Thread: Qestion about .partial WAL file

Qestion about .partial WAL file

From
"Matsumura, Ryo"
Date:
Hi, Hackers

I noticed something strange. Does it cause nothing?
I didn't detect anything, but feel restless.

Step:
- There are two standbys that connect to primary.
- Kill primary and promote one standby.
- Restart another standby that is reset primary_conninfo to connect new primary.

I expected that the latest WAL segment file in old timeline is renamed with .partial suffix,
but it's not renamed in the restarted standby.

xlog.c says the following, but I didn't understand the bad situation.

         * the archive. It's physically present in the new file with new TLI,
         * but recovery won't look there when it's recovering to the older
-->      * timeline. On the other hand, if we archive the partial segment, and
-->      * the original server on that timeline is still running and archives
-->      * the completed version of the same segment later, it will fail. (We
         * used to do that in 9.4 and below, and it caused such problems).
         *
         * As a compromise, we rename the last segment with the .partial
         * suffix, and archive it. Archive recovery will never try to read
         * .partial segments, so they will normally go unused. But in the odd
         * PITR case, the administrator can copy them manually to the pg_wal
         * directory (removing the suffix). They can be useful in debugging,
         * too.

Regards
Ryo Matsumura




Re: Qestion about .partial WAL file

From
Michael Paquier
Date:
On Thu, Apr 11, 2019 at 12:32:21AM +0000, Matsumura, Ryo wrote:
> I expected that the latest WAL segment file in old timeline is renamed with .partial suffix,
> but it's not renamed in the restarted standby.

Please note that the last partial segment is only generated on an
instance which has promoted.  If you replug another standby into the
promoted standby, then this replugged standby will not generate a
.partial file, and it should not.  What kind of behavior you think is
right and what did you expect?

> xlog.c says the following, but I didn't understand the bad situation.
>
>          * the archive. It's physically present in the new file with new TLI,
>          * but recovery won't look there when it's recovering to the older
> -->      * timeline. On the other hand, if we archive the partial segment, and
> -->      * the original server on that timeline is still running and archives
> -->      * the completed version of the same segment later, it will fail. (We
>          * used to do that in 9.4 and below, and it caused such problems).
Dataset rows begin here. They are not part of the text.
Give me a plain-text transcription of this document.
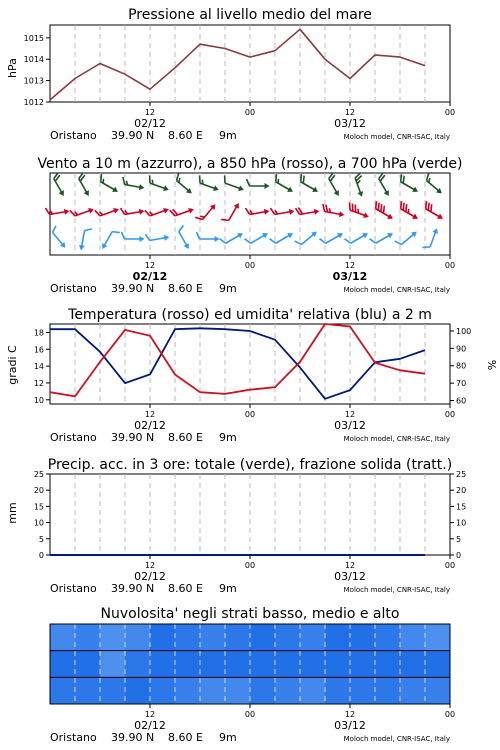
Pressione al livello medio del mare
hPa
1012
1013
1014
1015
12	00	12	00
02/12	03/12
Oristano 39.90 N 8.60 E 9m	Moloch model, CNR-ISAC, Italy
Vento a 10 m (azzurro), a 850 hPa (rosso), a 700 hPa (verde)
12	00	12	00
02/12	03/12
Oristano 39.90 N 8.60 E 9m	Moloch model, CNR-ISAC, Italy
Temperatura (rosso) ed umidita' relativa (blu) a 2 m
gradi C	%
10
12
14
16
18
60
70
80
90
100
12	00	12	00
02/12	03/12
Oristano 39.90 N 8.60 E 9m	Moloch model, CNR-ISAC, Italy
Precip. acc. in 3 ore: totale (verde), frazione solida (tratt.)
mm
0
5
10
15
20
25
0
5
10
15
20
25
12	00	12	00
02/12	03/12
Oristano 39.90 N 8.60 E 9m	Moloch model, CNR-ISAC, Italy
Nuvolosita' negli strati basso, medio e alto
12	00	12	00
02/12	03/12
Oristano 39.90 N 8.60 E 9m	Moloch model, CNR-ISAC, Italy
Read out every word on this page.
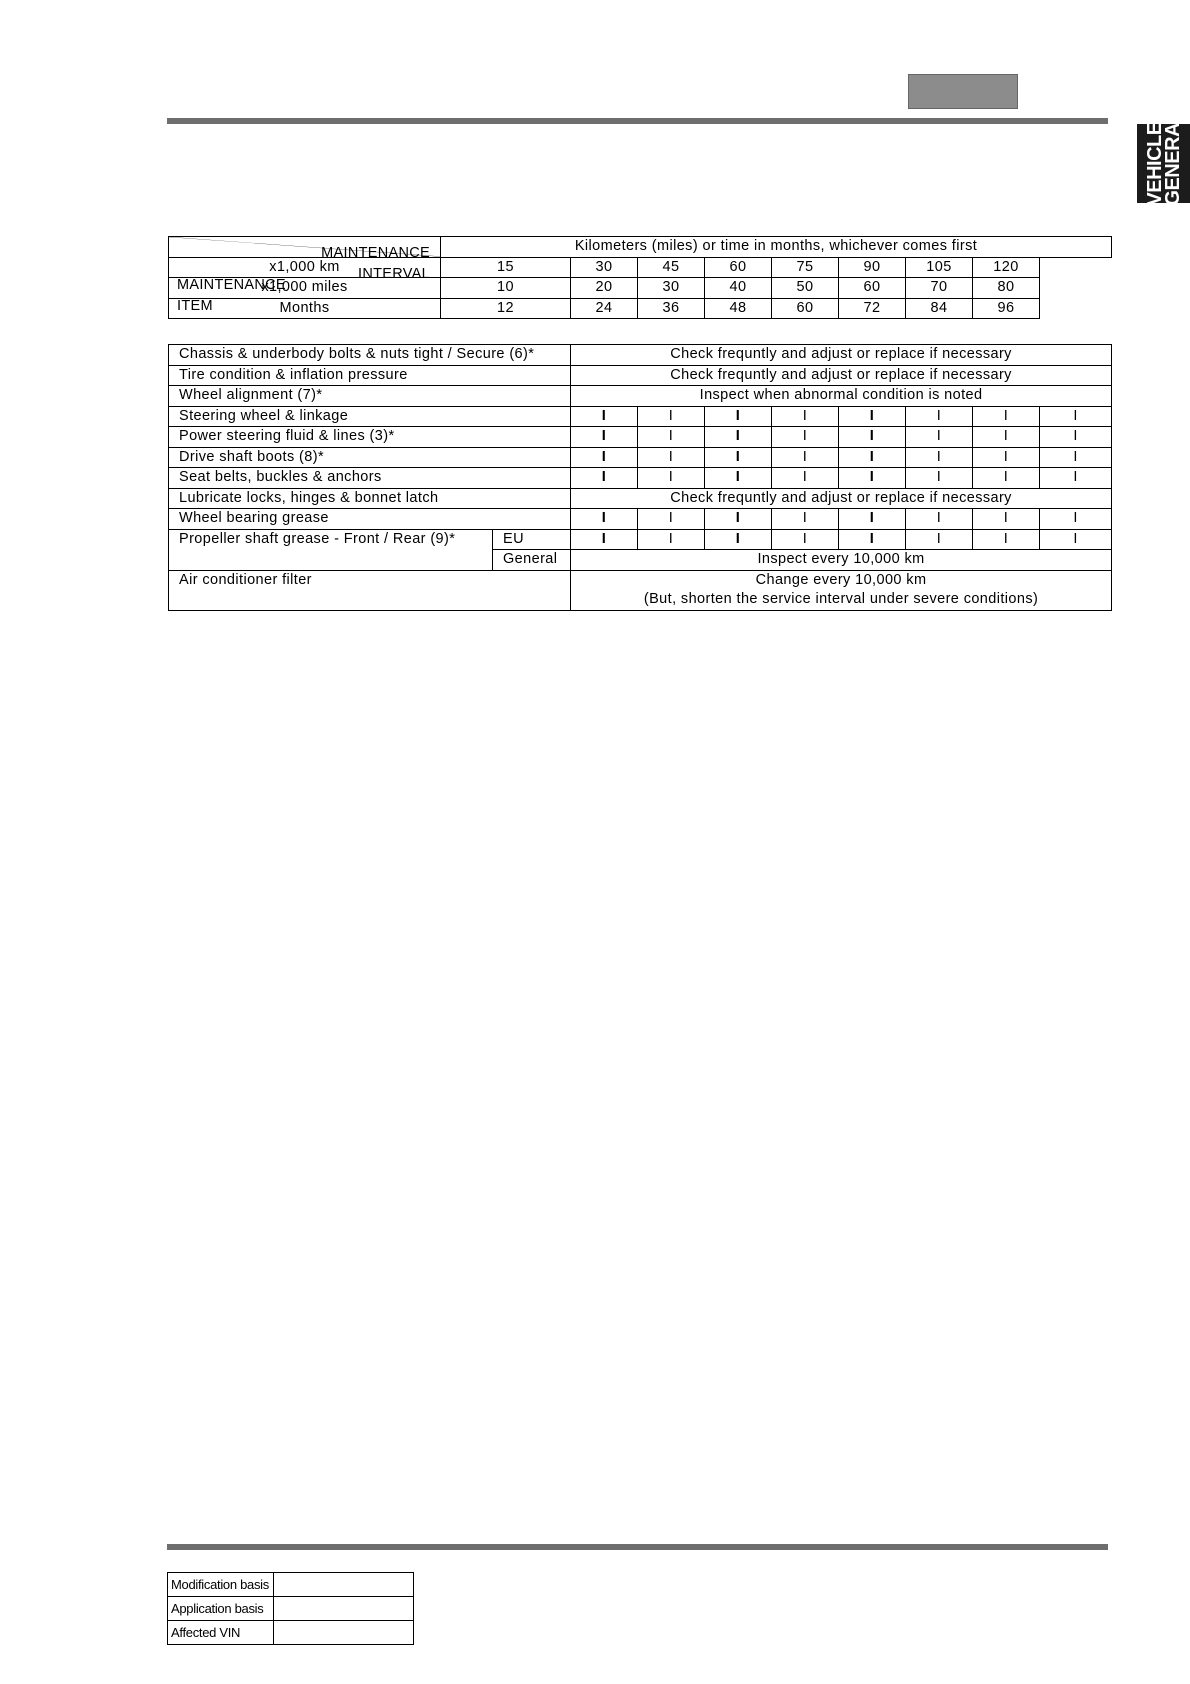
VEHICLE
GENERA
MAINTENANCE
INTERVAL
MAINTENANCE
ITEM	Kilometers (miles) or time in months, whichever comes first							
x1,000 km	15	30	45	60	75	90	105	120
x1,000 miles	10	20	30	40	50	60	70	80
Months	12	24	36	48	60	72	84	96
Chassis & underbody bolts & nuts tight / Secure (6)*		Check frequntly and adjust or replace if necessary							
Tire condition & inflation pressure		Check frequntly and adjust or replace if necessary							
Wheel alignment (7)*		Inspect when abnormal condition is noted							
Steering wheel & linkage		I	I	I	I	I	I	I	I
Power steering fluid & lines (3)*		I	I	I	I	I	I	I	I
Drive shaft boots (8)*		I	I	I	I	I	I	I	I
Seat belts, buckles & anchors		I	I	I	I	I	I	I	I
Lubricate locks, hinges & bonnet latch		Check frequntly and adjust or replace if necessary							
Wheel bearing grease		I	I	I	I	I	I	I	I
Propeller shaft grease - Front / Rear (9)*	EU	I	I	I	I	I	I	I	I
	General	Inspect every 10,000 km							
Air conditioner filter		Change every 10,000 km							
		(But, shorten the service interval under severe conditions)							
Modification basis	
Application basis	
Affected VIN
If using archive_mode = on, then a promoted standby which archives WAL
segments in the same location as the primary may finish by creating a
conflict if the previous primary is still running after the standby
has been promoted, and that this previous primary is able to finish
the segment where WAL has forked.
--
Michael

Attachment

RE: Qestion about .partial WAL file

From
"Matsumura, Ryo"
Date:
Michael-san

Thank for your advice.

> then a promoted standby which archives WAL segments in the same
> location as the primary

> if the previous primary is still running after the standby

I could not come up with the combination, but I understand now.
Sorry for bothering you.

Regards
Ryo Matsumura